Şu ana kadar istediğini söylediği adamlar Gil, Toivonen, Cisse yüksek dozda itiraz edemeyeceğimiz nitelikteler. Toivoneni yok pahasına 2 milyon maaşla almış olsak, tutmasa ne olacaktı? Dentinho'nun ev kirası. Ama tutarsa 25 gol atan bir ikinci forvetle yıllar sonra büyük takım olabilirdik.
Ben de aynı fikirdeyim işte. Garanti veya büyük potansiyelli ama en önemlisi lige ve eksiklerimizi kapatmaya uygun(yani iyi fizikli, çok maç oynayan)adamlar bulamıyorsak almamalıyız. Kiralıklar ve a2 ile beraber herhalde 15 tane 170 lik adamımız vardır. 16.ya 8 milyon euro feda olmasın. Muhammed'e küfrediliyorsa Lodeiro hayatta tutunamaz.
@Cartalete
Bloga mı küstün?
Lig başlıyor, bi Trabzon maçının analizini konuşsaydık...
@cochise
Açıkcası bu yönetim de eski yönetim gibi birçok eleştiriyi hak ediyor.
Evet stadyum konusunda iyi adımlar atılıyor ama sportif anlamda bu yönetimden hiçbir beklentim kalmadı.
Çok net gözüküyor ki futbol takımı transferleri şu mantıkla yapılıyor:
1) Bir yöneticinin veya teknik direktörün aracılığı ile ihtiyaç-yetiler ve karakter analizine bakılmaksızın alınanlar (Sezer, Gökhan Süzen vb.)
2) Ya tutarsa mantığı ile kiralananlar.
3) Alınamayanlar
Bunun yanı sıra, elimizdeki futbolcular da disiplinsizlikten kopuyorlar. Takımda en az 5-6 tane gece kuşu var. Tamam gezip tozacaklar ama kamp dönemi sonrası dinlenmesi gereken 2 yıldız yabancı futbolcumuzun sabahın 05:30'unda barlarda ne işi var. Sonra gelsin sakatlıklar, 2. yarıda oyundan düşmeler, neden ilk yarı rakibi perişan ediyoruz da ikinci yarı bambaşka bir kimliğe brünüyoruzlar...
Futbolun başındaki tüm ekip;
1) Transfer stratejisini oturtamadı.
2) Futbolcu öz disiplinini oturtamadı (gece kuşları)
3) Takım içi disiplini sağlayamadı (Toraman-Sezer kavgası)
4) Kadro şişkinliğine çare bulamadı.
Kısaca, futbolun başında kim ya da kimler varsa takımı çapasız gemi konumuna soktu.
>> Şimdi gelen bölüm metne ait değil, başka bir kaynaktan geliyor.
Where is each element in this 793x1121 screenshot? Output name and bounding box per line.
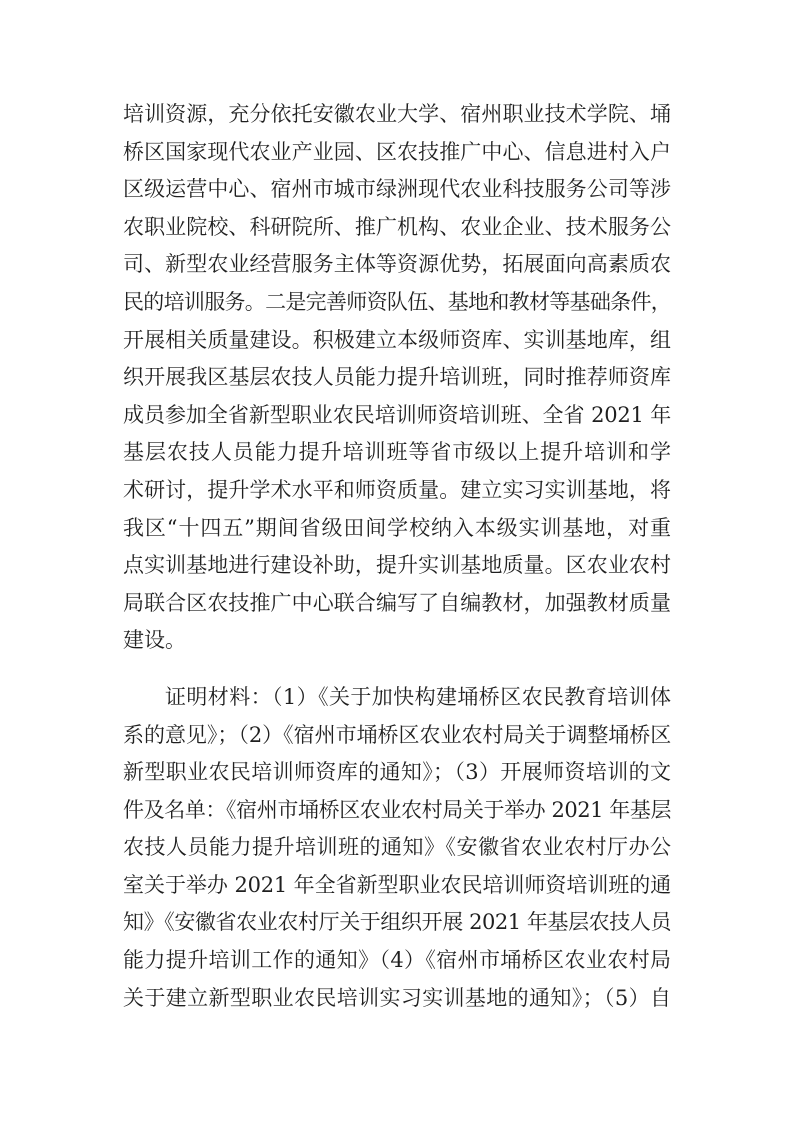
text-line: 知》《安徽省农业农村厅关于组织开展 2021 年基层农技人员 <box>123 910 671 935</box>
text-line: 织开展我区基层农技人员能力提升培训班，同时推荐师资库 <box>123 365 671 390</box>
text-line: 农技人员能力提升培训班的通知》《安徽省农业农村厅办公 <box>123 835 671 860</box>
paragraph-2 <box>123 679 671 1017</box>
text-line: 司、新型农业经营服务主体等资源优势，拓展面向高素质农 <box>123 252 671 277</box>
text-line: 能力提升培训工作的通知》（4）《宿州市埇桥区农业农村局 <box>123 948 671 973</box>
paragraph-gap <box>123 660 671 679</box>
text-line: 件及名单：《宿州市埇桥区农业农村局关于举办 2021 年基层 <box>123 797 671 822</box>
text-line: 新型职业农民培训师资库的通知》；（3）开展师资培训的文 <box>123 760 671 785</box>
paragraph-1 <box>123 96 671 660</box>
text-line: 点实训基地进行建设补助，提升实训基地质量。区农业农村 <box>123 553 671 578</box>
text-line: 桥区国家现代农业产业园、区农技推广中心、信息进村入户 <box>123 139 671 164</box>
text-line: 证明材料：（1）《关于加快构建埇桥区农民教育培训体 <box>165 684 671 709</box>
text-line: 系的意见》；（2）《宿州市埇桥区农业农村局关于调整埇桥区 <box>123 722 671 747</box>
text-line: 培训资源，充分依托安徽农业大学、宿州职业技术学院、埇 <box>123 102 671 126</box>
text-line: 基层农技人员能力提升培训班等省市级以上提升培训和学 <box>123 440 671 465</box>
text-line: 成员参加全省新型职业农民培训师资培训班、全省 2021 年 <box>123 402 671 427</box>
text-line: 关于建立新型职业农民培训实习实训基地的通知》；（5）自 <box>123 985 671 1010</box>
document-body <box>123 96 671 1017</box>
text-line: 民的培训服务。二是完善师资队伍、基地和教材等基础条件， <box>123 289 671 314</box>
text-line: 术研讨，提升学术水平和师资质量。建立实习实训基地，将 <box>123 477 671 502</box>
text-line: 区级运营中心、宿州市城市绿洲现代农业科技服务公司等涉 <box>123 177 671 202</box>
text-line: 室关于举办 2021 年全省新型职业农民培训师资培训班的通 <box>123 872 671 897</box>
text-line: 开展相关质量建设。积极建立本级师资库、实训基地库，组 <box>123 327 671 352</box>
text-line: 建设。 <box>123 628 186 653</box>
text-line: 我区“十四五”期间省级田间学校纳入本级实训基地，对重 <box>123 515 671 540</box>
text-line: 农职业院校、科研院所、推广机构、农业企业、技术服务公 <box>123 214 671 239</box>
text-line: 局联合区农技推广中心联合编写了自编教材，加强教材质量 <box>123 590 671 615</box>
Biz yeni stadı bekliyoruz diye bir strateji de kabul edilir değil. 1 yıl sonra o stada geçeceğiz ama takım kurgusu 1 günde oturmuyor. Şimdiden taşları yerine oturtmak lazım.
Ne Biliç'te, Ne Özen'de ne de yöneticilerde bir ışık göremiyorum. Dedim ya, ne bitmez çilemiz varmış...
Yok abi, dergi yazıları çok zorladı bu ay.
Bugün genelden giriyorum bir değerlendirme.
@basar
söylediklerine itirazım yok
(ışık meselesi ayrı gerçi; ben o ışığı görüyorum ama ülkeye, ülkenin futbola bakışı o ışığı köreltiyo bende, özen-biliç ikilisi değil) sadece derdimi daha açık etmek için yazıyorum; benim demek istediğim birbiriyle tamamen zıt hamleler bile eleştiriliyor. Herkes yılların birikimiyle bir hayli dolu olduğu için -doğal olarak- sanıyorum somut başarı görmediği sürece bu devam edecek. Sakin kalarak ve hamleleri zayıf yan güçlü yan tadında değerlendirsek daha yerinde olacak.
Yoksa elbette bunların da eleştirilecek çok yanı var. Ama önceki yönetimlerle tabii karşılaştırılamaz; bunlarınki yanlış-hata öncekilerinki ise adeta sabotajdı.